Sorti en 2012 et réalisé par Nikolaj Arcel, Royal Affair est un film en costumes qui raconte la liaison cachée entre la reine Caroline-Mathilde de Danemark et le médecin de son époux, le roi Christian VII, atteint de démence. Philosophe à ses heures perdues, le médecin Johann Friedrich Struensee est un homme instruit qui séduit la reine en citant Jean-Jacques Rousseau. Tous deux vont influencer le roi pour initier une révolution dans le Danemark du XVIIIe siècle. Nikolaj Arcel raconte une romance qui prend place dans un contexte historique assez peu connus chez nous. C'est un drame en costumes qui exploite des faits historiques dramatiques et qui dégage une tension sexuelle palpable.
Le pitch du film se résume en trois lignes. Caroline Mathilde de Grande-Bretagne (Alicia Vikander) est l'épouse du roi du Danemark Christian VII (Mikkel Boe Følsgaard), qui souffre de problèmes mentaux. Le roi est soigné par le médecin Johann Struensee (Mads Mikkelsen) qui devient l'amant de la reine. Unis, les deux amants vont profiter de leur influence sur le roi pour installer d'importantes réformes sociales. Si vous vous attendiez à une simple histoire d'amour, vous risquez d'être déçu, car Royal Affair c'est avant tout un film révolutionnaire éclairé à la torche. Et disons le tout de suite, le film est assez déprimant, puisque ça ne va pas bien finir pour nos deux amants. Mais si le film est déprimant, c'est parce qu'il se base sur des faits historiques qui sont eux-même déprimants. Et pour le coup, c'est assez passionnant. Caroline Mathilde et Johann Struensee sont deux personnages très intéressant au destin tragique.
Le film peut se diviser en deux parties, une première partie plus romantique et une seconde partie plus dramatique. Le début du film se focalise sur l'histoire d'amour entre la reine du Danemark et le médecin du roi.
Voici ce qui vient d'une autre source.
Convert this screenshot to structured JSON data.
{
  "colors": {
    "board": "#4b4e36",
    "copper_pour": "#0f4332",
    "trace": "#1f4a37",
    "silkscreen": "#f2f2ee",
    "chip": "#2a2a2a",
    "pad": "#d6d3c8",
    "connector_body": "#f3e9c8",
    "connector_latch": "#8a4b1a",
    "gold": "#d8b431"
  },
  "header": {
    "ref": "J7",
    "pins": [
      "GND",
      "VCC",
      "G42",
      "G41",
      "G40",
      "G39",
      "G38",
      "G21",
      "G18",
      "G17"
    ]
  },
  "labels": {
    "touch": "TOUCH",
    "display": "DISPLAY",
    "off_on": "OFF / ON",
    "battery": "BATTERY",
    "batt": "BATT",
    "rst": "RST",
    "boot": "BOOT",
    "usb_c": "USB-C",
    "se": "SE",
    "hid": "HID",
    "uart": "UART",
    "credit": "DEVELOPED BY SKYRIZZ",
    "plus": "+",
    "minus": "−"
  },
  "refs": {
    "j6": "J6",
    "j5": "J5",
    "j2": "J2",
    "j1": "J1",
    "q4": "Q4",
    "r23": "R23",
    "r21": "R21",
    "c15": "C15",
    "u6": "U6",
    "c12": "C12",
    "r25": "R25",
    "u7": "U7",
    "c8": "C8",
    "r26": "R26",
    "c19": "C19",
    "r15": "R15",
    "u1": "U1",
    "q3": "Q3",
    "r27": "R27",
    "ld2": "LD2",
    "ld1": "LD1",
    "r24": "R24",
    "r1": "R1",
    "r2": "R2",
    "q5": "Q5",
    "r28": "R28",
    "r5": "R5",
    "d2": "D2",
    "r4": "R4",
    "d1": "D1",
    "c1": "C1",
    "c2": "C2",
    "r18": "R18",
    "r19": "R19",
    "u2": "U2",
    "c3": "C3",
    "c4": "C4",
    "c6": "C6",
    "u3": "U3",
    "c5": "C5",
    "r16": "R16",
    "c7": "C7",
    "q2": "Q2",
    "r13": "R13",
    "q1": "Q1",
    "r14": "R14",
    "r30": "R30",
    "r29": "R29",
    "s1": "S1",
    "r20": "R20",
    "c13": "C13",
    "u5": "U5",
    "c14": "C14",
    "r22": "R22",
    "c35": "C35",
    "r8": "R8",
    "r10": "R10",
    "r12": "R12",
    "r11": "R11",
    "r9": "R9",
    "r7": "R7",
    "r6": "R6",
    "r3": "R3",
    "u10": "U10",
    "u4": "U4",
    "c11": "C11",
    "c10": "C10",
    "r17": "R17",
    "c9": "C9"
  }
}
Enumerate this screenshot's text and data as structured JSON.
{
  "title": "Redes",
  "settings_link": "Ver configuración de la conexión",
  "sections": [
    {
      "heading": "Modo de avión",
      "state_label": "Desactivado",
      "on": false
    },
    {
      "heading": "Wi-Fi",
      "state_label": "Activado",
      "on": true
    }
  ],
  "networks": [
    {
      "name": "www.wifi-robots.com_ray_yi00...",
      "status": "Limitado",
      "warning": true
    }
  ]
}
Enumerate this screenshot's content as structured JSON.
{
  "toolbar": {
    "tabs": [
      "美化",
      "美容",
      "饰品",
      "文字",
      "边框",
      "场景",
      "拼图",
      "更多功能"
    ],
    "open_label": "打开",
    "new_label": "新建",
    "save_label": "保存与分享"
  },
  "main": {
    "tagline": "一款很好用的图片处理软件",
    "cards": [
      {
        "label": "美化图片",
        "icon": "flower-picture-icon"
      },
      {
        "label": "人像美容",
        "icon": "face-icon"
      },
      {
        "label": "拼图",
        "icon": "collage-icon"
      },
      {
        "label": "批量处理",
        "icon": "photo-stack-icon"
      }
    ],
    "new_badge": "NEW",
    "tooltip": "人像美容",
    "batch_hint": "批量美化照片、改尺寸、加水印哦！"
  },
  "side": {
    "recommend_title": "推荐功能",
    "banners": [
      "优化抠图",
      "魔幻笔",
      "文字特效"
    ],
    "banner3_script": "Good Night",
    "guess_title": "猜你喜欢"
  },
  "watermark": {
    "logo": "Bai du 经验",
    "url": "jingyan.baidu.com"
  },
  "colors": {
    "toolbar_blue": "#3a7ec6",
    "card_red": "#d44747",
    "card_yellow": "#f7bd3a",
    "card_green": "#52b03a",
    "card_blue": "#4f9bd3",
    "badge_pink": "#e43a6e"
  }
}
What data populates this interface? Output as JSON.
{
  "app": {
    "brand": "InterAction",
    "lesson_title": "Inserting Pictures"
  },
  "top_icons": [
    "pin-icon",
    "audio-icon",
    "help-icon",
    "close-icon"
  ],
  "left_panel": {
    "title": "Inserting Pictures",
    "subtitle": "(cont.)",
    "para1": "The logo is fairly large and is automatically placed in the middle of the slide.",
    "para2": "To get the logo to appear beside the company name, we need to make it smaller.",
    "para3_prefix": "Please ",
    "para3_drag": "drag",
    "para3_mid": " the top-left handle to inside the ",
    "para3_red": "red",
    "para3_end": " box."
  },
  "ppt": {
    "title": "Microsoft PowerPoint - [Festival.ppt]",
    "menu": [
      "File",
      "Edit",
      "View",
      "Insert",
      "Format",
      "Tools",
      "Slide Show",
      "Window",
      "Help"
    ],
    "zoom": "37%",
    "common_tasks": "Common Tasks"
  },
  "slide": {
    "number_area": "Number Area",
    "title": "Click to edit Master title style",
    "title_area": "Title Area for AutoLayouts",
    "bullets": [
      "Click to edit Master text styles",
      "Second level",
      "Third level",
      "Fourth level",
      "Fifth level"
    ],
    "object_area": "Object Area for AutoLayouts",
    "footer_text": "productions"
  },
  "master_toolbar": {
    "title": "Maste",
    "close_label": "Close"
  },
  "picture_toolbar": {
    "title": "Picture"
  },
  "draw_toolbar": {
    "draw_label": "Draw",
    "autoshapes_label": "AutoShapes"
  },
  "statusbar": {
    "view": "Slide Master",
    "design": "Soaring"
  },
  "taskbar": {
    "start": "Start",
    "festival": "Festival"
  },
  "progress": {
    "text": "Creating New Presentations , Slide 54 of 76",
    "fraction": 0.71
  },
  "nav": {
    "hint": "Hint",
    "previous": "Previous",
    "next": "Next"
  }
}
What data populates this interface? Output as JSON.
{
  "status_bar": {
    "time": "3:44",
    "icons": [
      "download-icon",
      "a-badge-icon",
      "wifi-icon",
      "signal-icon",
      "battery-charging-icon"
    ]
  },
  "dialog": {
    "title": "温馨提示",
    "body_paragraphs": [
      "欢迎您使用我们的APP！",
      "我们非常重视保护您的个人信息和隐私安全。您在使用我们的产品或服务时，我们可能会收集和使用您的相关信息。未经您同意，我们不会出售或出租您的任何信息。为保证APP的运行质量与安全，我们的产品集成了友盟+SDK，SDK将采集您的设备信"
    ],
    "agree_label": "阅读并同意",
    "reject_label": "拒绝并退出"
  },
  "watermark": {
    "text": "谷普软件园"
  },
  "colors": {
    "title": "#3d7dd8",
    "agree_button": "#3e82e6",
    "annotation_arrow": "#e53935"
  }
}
La mise en scène colle alors au propos, avec beaucoup de sensualité, de non-dits qui en disent beaucoup et de regard langoureux. C'est peut-être la partie du film la plus appréciable, avec une mise en scène élégante au service de deux acteurs (Alicia Vikander et Mads Mikkelsen) vraiment très séduisant et un autre (Mikkel Boe Følsgaard) vraiment très ridicule. Dans la seconde partie, l'histoire d'amour laisse toute sa place au drame. Le film en devient plus académique, pas inintéressant, mais forcément moins "séduisant". On pourrait alors reprocher à Royal Affair son manque de surprise et un certain côté linaire dans le récit, mais comme le film raconte une histoire vraie, c'est difficile de le lui reprocher.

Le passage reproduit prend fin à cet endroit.